Un tribunal ha confirmado como procedente el despido de un trabajador que decidió irse de vacaciones pese a que la empresa había modificado las fechas inicialmente previstas. Aunque el cambio se realizó con poca antelación, los jueces consideran que el empleado actuó de forma incorrecta al ausentarse del trabajo sin seguir los mecanismos legales disponibles para impugnar la decisión.
El caso se produjo en agosto de 2024, cuando el trabajador faltó durante siete días consecutivos tras mantener las vacaciones que había planificado previamente. La empresa entendió que esa ausencia no estaba justificada y decidió aplicar un despido disciplinario a consecuencia de esas faltas.
Siete días de ausencia injustificada
Según recoge la sentencia, el empleado no acudió a su puesto durante siete días dentro del mismo mes. La empresa alegó que esas ausencias constituían una infracción grave del convenio colectivo aplicable al sector.

El tribunal recordó que el convenio colectivo estatal de empresas de seguridad privada tipifica como falta muy grave la ausencia injustificada durante siete días en un mismo mes. Por ese motivo, consideró que la empresa tenía base suficiente para aplicar la sanción máxima. En su resolución, los jueces señalan de forma literal que “la ausencia injustificada durante siete días dentro de un mismo mes constituye falta muy grave tipificada por el convenio colectivo estatal de empresas de seguridad privada”.
El trabajador debía impugnar el cambio de vacaciones
Uno de los elementos clave del fallo es que, aunque la empresa modificó las vacaciones con poco margen, el trabajador no utilizó el procedimiento legal para discutir esa decisión.
La legislación laboral prevé un procedimiento judicial urgente para resolver conflictos sobre vacaciones. A través de este mecanismo, el trabajador puede impugnar las fechas fijadas por la empresa y solicitar que un juez determine cuáles deben aplicarse.

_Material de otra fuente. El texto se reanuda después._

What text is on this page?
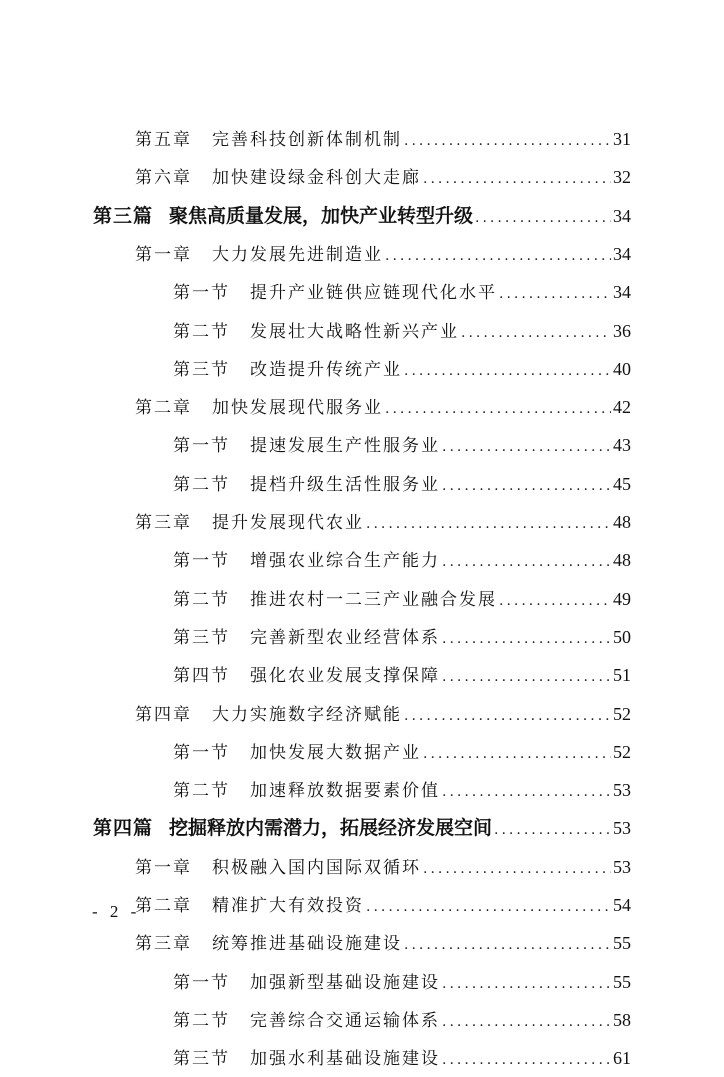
第五章 完善科技创新体制机制 .....	31
第六章 加快建设绿金科创大走廊 .....	32
第三篇 聚焦高质量发展，加快产业转型升级 .....	34
第一章 大力发展先进制造业 .....	34
第一节 提升产业链供应链现代化水平 .....	34
第二节 发展壮大战略性新兴产业 .....	36
第三节 改造提升传统产业 .....	40
第二章 加快发展现代服务业 .....	42
第一节 提速发展生产性服务业 .....	43
第二节 提档升级生活性服务业 .....	45
第三章 提升发展现代农业 .....	48
第一节 增强农业综合生产能力 .....	48
第二节 推进农村一二三产业融合发展 .....	49
第三节 完善新型农业经营体系 .....	50
第四节 强化农业发展支撑保障 .....	51
第四章 大力实施数字经济赋能 .....	52
第一节 加快发展大数据产业 .....	52
第二节 加速释放数据要素价值 .....	53
第四篇 挖掘释放内需潜力，拓展经济发展空间 .....	53
第一章 积极融入国内国际双循环 .....	53
第二章 精准扩大有效投资 .....	54
第三章 统筹推进基础设施建设 .....	55
第一节 加强新型基础设施建设 .....	55
第二节 完善综合交通运输体系 .....	58
第三节 加强水利基础设施建设 .....	61
- 2 -
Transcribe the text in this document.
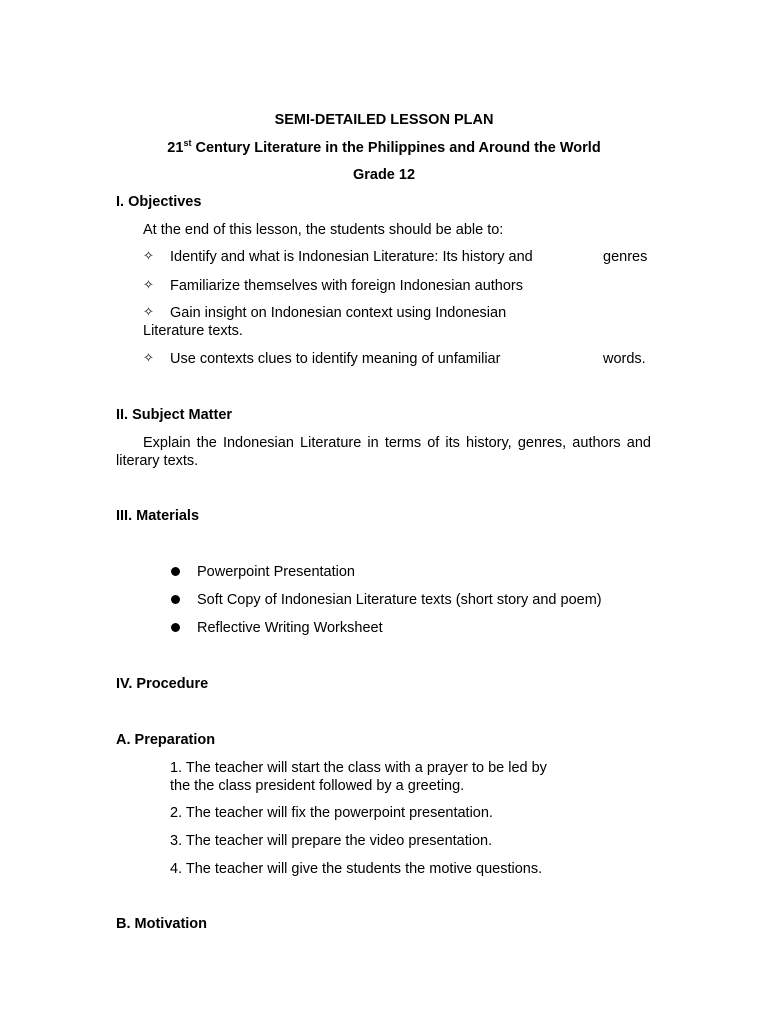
SEMI-DETAILED LESSON PLAN
21st Century Literature in the Philippines and Around the World
Grade 12
I. Objectives
At the end of this lesson, the students should be able to:
✧ Identify and what is Indonesian Literature: Its history and	genres
✧ Familiarize themselves with foreign Indonesian authors
✧ Gain insight on Indonesian context using Indonesian
Literature texts.
✧ Use contexts clues to identify meaning of unfamiliar	words.
II. Subject Matter
Explain the Indonesian Literature in terms of its history, genres, authors and literary texts.
III. Materials
Powerpoint Presentation
Soft Copy of Indonesian Literature texts (short story and poem)
Reflective Writing Worksheet
IV. Procedure
A. Preparation
1. The teacher will start the class with a prayer to be led by
the the class president followed by a greeting.
2. The teacher will fix the powerpoint presentation.
3. The teacher will prepare the video presentation.
4. The teacher will give the students the motive questions.
B. Motivation
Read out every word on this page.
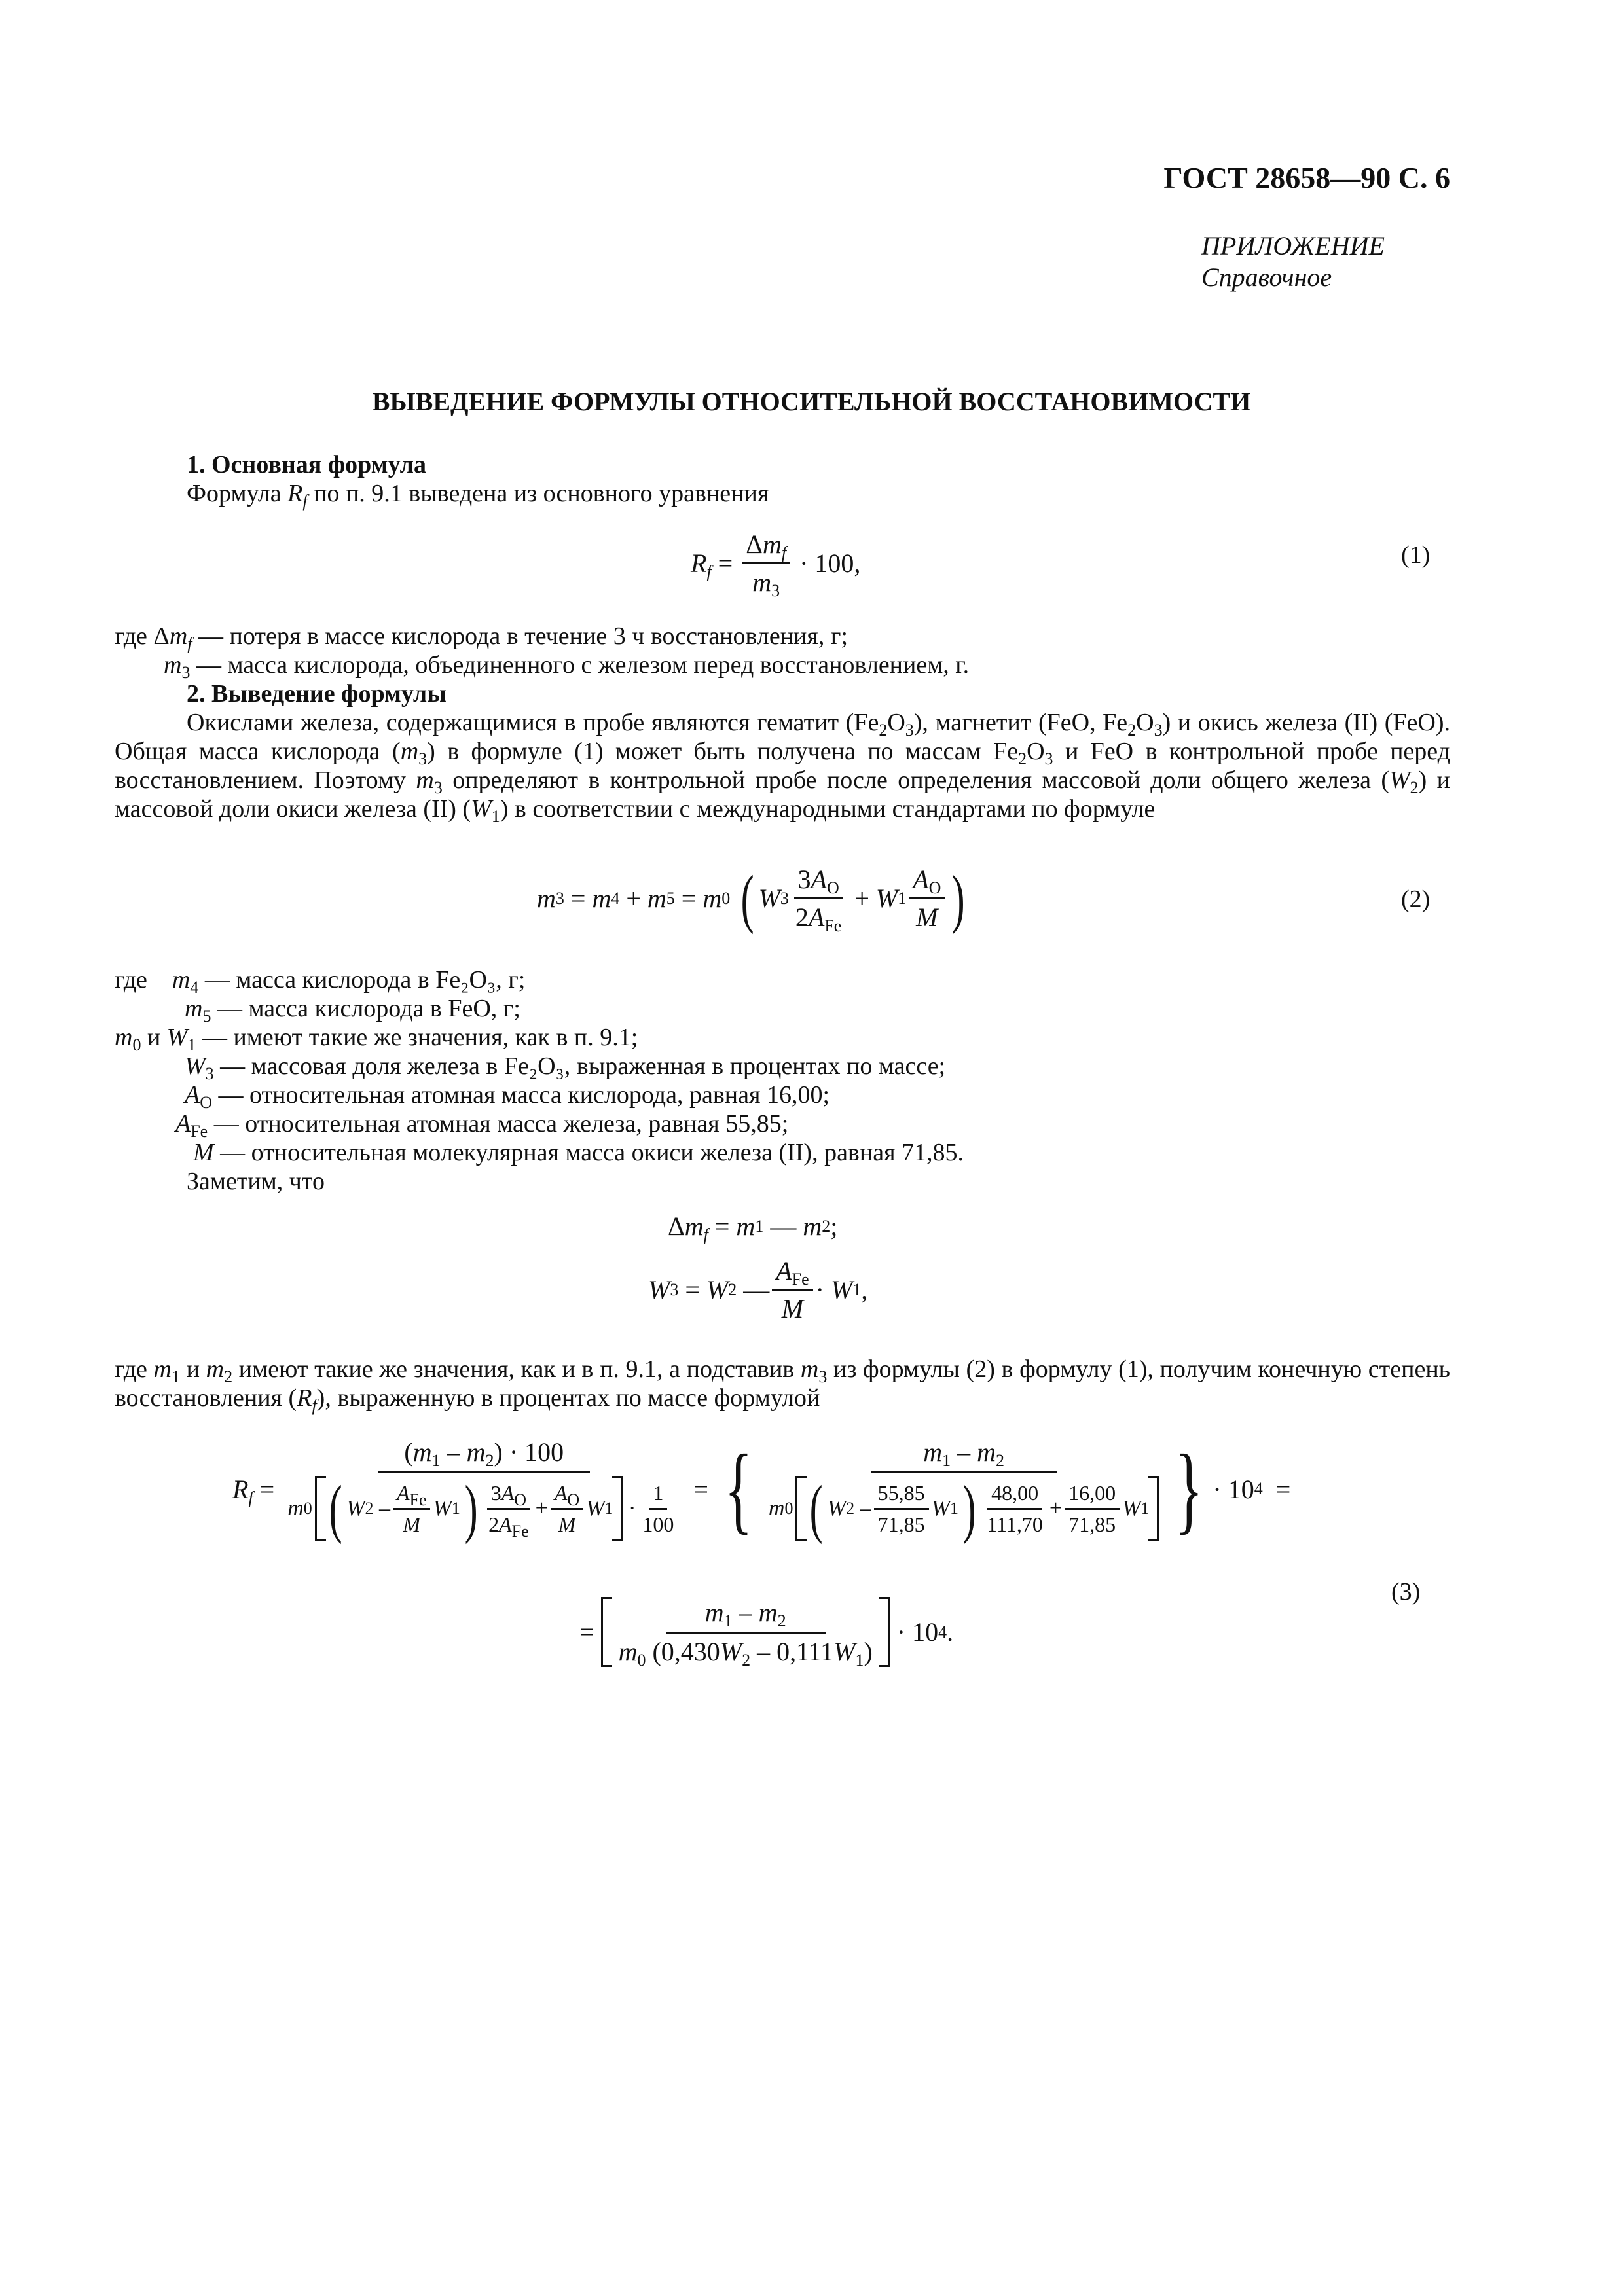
ГОСТ 28658—90 С. 6
ПРИЛОЖЕНИЕ
Справочное
ВЫВЕДЕНИЕ ФОРМУЛЫ ОТНОСИТЕЛЬНОЙ ВОССТАНОВИМОСТИ
1. Основная формула
Формула $R_f$ по п. 9.1 выведена из основного уравнения
$R_f = \frac{\Delta m_f}{m_3} \cdot 100$,	(1)
где $\Delta m_f$ — потеря в массе кислорода в течение 3 ч восстановления, г;
$m_3$ — масса кислорода, объединенного с железом перед восстановлением, г.
2. Выведение формулы
Окислами железа, содержащимися в пробе являются гематит $(Fe_2O_3)$, магнетит (FeO, $Fe_2O_3$) и окись железа (II) (FeO). Общая масса кислорода $(m_3)$ в формуле (1) может быть получена по массам $Fe_2O_3$ и FeO в контрольной пробе перед восстановлением. Поэтому $m_3$ определяют в контрольной пробе после определения массовой доли общего железа $(W_2)$ и массовой доли окиси железа (II) $(W_1)$ в соответствии с международными стандартами по формуле
m 3 = m 4 + m 5 = m 0
( W $3 \frac{3A_O}{2A_{Fe}} + W$ $1 \frac{A_O}{M}$ )	(2)
где    $m_4$ — масса кислорода в Fe₂O₃, г;
$m_5$ — масса кислорода в FeO, г;
$m_0$ и $W_1$ — имеют такие же значения, как в п. 9.1;
$W_3$ — массовая доля железа в Fe₂O₃, выраженная в процентах по массе;
$A_O$ — относительная атомная масса кислорода, равная 16,00;
$A_{Fe}$ — относительная атомная масса железа, равная 55,85;
M — относительная молекулярная масса окиси железа (II), равная 71,85.
Заметим, что
Δ $m_f = m$ 1 — m 2 ;
W 3 = W 2 — $\frac{A_{Fe}}{M} \cdot W$ 1 ,
где $m_1$ и $m_2$ имеют такие же значения, как и в п. 9.1, а подставив $m_3$ из формулы (2) в формулу (1), получим конечную степень восстановления $(R_f)$, выраженную в процентах по массе формулой
$R_f$ =
$(m_1 - m_2) \cdot 100$
m 0 ( W $2 - \frac{A_{Fe}}{M}$ W 1 ) $\frac{3A_O}{2A_{Fe}} + \frac{A_O}{M}$ W $1 \cdot \frac{1}{100}$ = {	$m_1 - m_2$
m 0 ( W $2 - \frac{55,85}{71,85}$ W 1 ) $\frac{48,00}{111,70} + \frac{16,00}{71,85}$ W 1 } · 10 4 =
(3)
= $\frac{m_1 - m_2}{m_0 (0,430W_2 - 0,111W_1)} \cdot 10$ 4 .
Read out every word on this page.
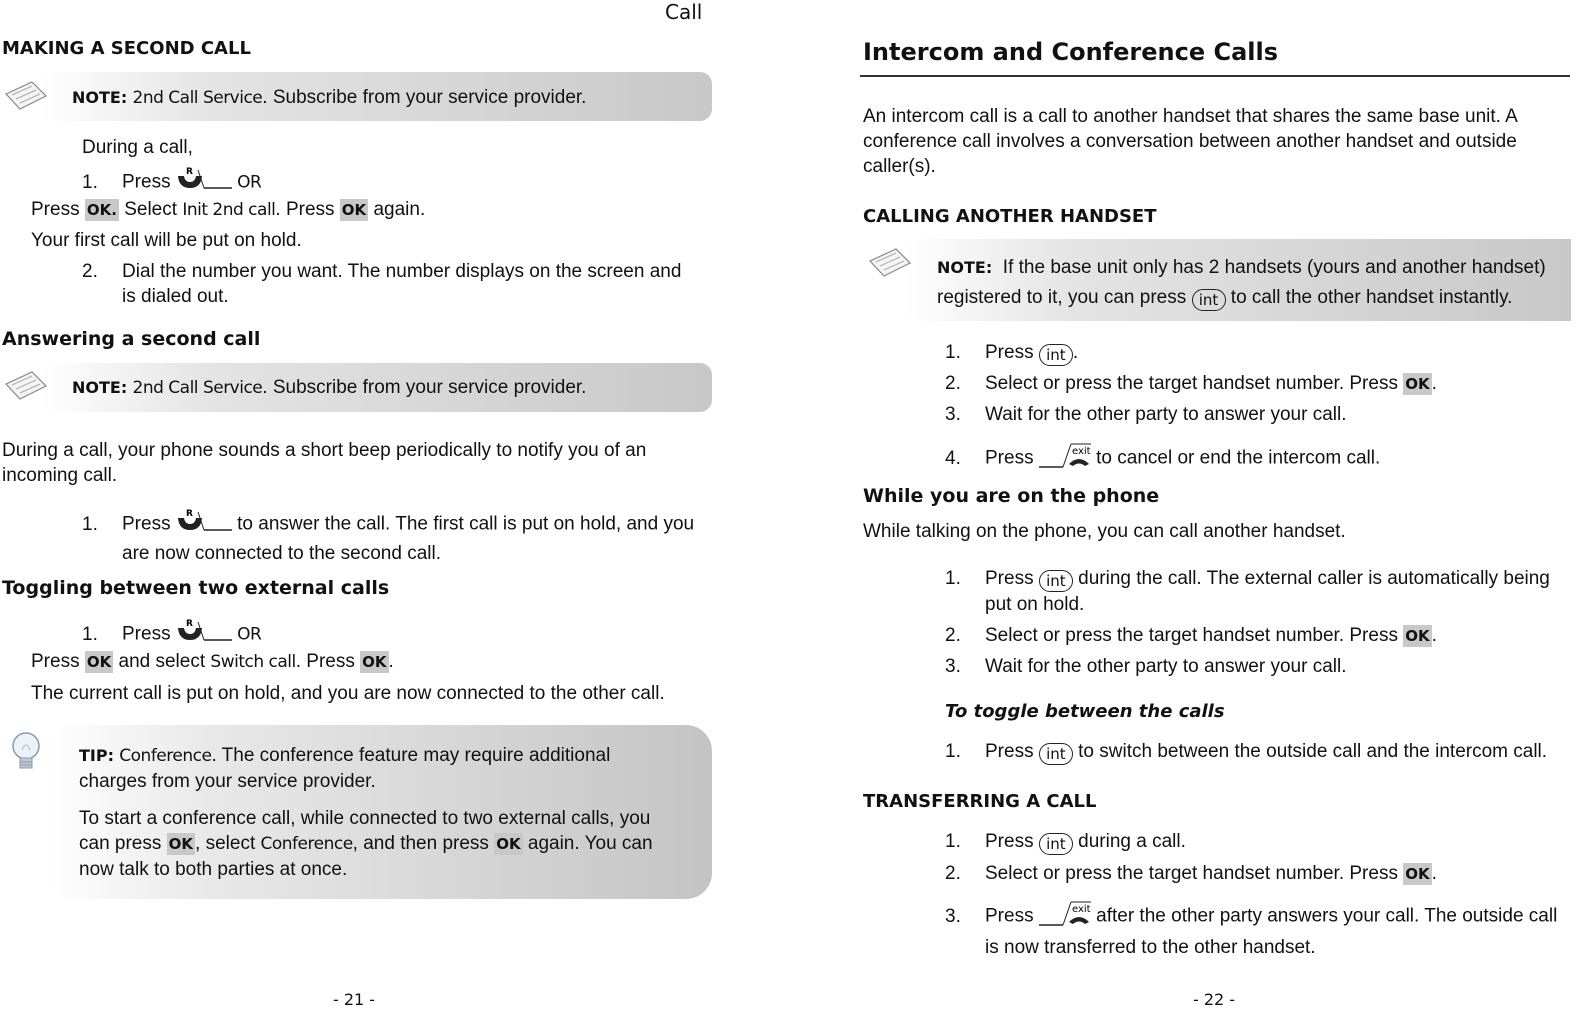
Call
MAKING A SECOND CALL
NOTE: 2nd Call Service. Subscribe from your service provider.
During a call,
1. Press R
OR
Press OK. Select Init 2nd call. Press OK again.
Your first call will be put on hold.
2. Dial the number you want. The number displays on the screen and
is dialed out.
Answering a second call
NOTE: 2nd Call Service. Subscribe from your service provider.
During a call, your phone sounds a short beep periodically to notify you of an
incoming call.
1. Press R to answer the call. The first call is put on hold, and you
are now connected to the second call.
Toggling between two external calls
1. Press R
OR
Press OK and select Switch call. Press OK .
The current call is put on hold, and you are now connected to the other call.
TIP: Conference. The conference feature may require additional
charges from your service provider.
To start a conference call, while connected to two external calls, you
can press OK , select Conference, and then press OK again. You can
now talk to both parties at once.
- 21 -
Intercom and Conference Calls
An intercom call is a call to another handset that shares the same base unit. A
conference call involves a conversation between another handset and outside
caller(s).
CALLING ANOTHER HANDSET
NOTE: If the base unit only has 2 handsets (yours and another handset)
registered to it, you can press int to call the other handset instantly.
1. Press int .
2. Select or press the target handset number. Press OK .
3. Wait for the other party to answer your call.
4. Press	exit to cancel or end the intercom call.
While you are on the phone
While talking on the phone, you can call another handset.
1. Press int during the call. The external caller is automatically being
put on hold.
2. Select or press the target handset number. Press OK .
3. Wait for the other party to answer your call.
To toggle between the calls
1. Press int to switch between the outside call and the intercom call.
TRANSFERRING A CALL
1. Press int during a call.
2. Select or press the target handset number. Press OK .
3. Press	exit after the other party answers your call. The outside call
is now transferred to the other handset.
- 22 -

Sin embargo, en este caso el empleado no recurrió a ese procedimiento ni comunicó formalmente su desacuerdo antes de ausentarse. Así pues, el tribunal concluye que la vía correcta habría sido acudir a ese proceso judicial en lugar de dejar de acudir al trabajo de forma unilateral. Al no hacerlo y faltar durante varios días consecutivos, su conducta se consideró una falta muy grave que justificaba el despido disciplinario por parte de la empresa.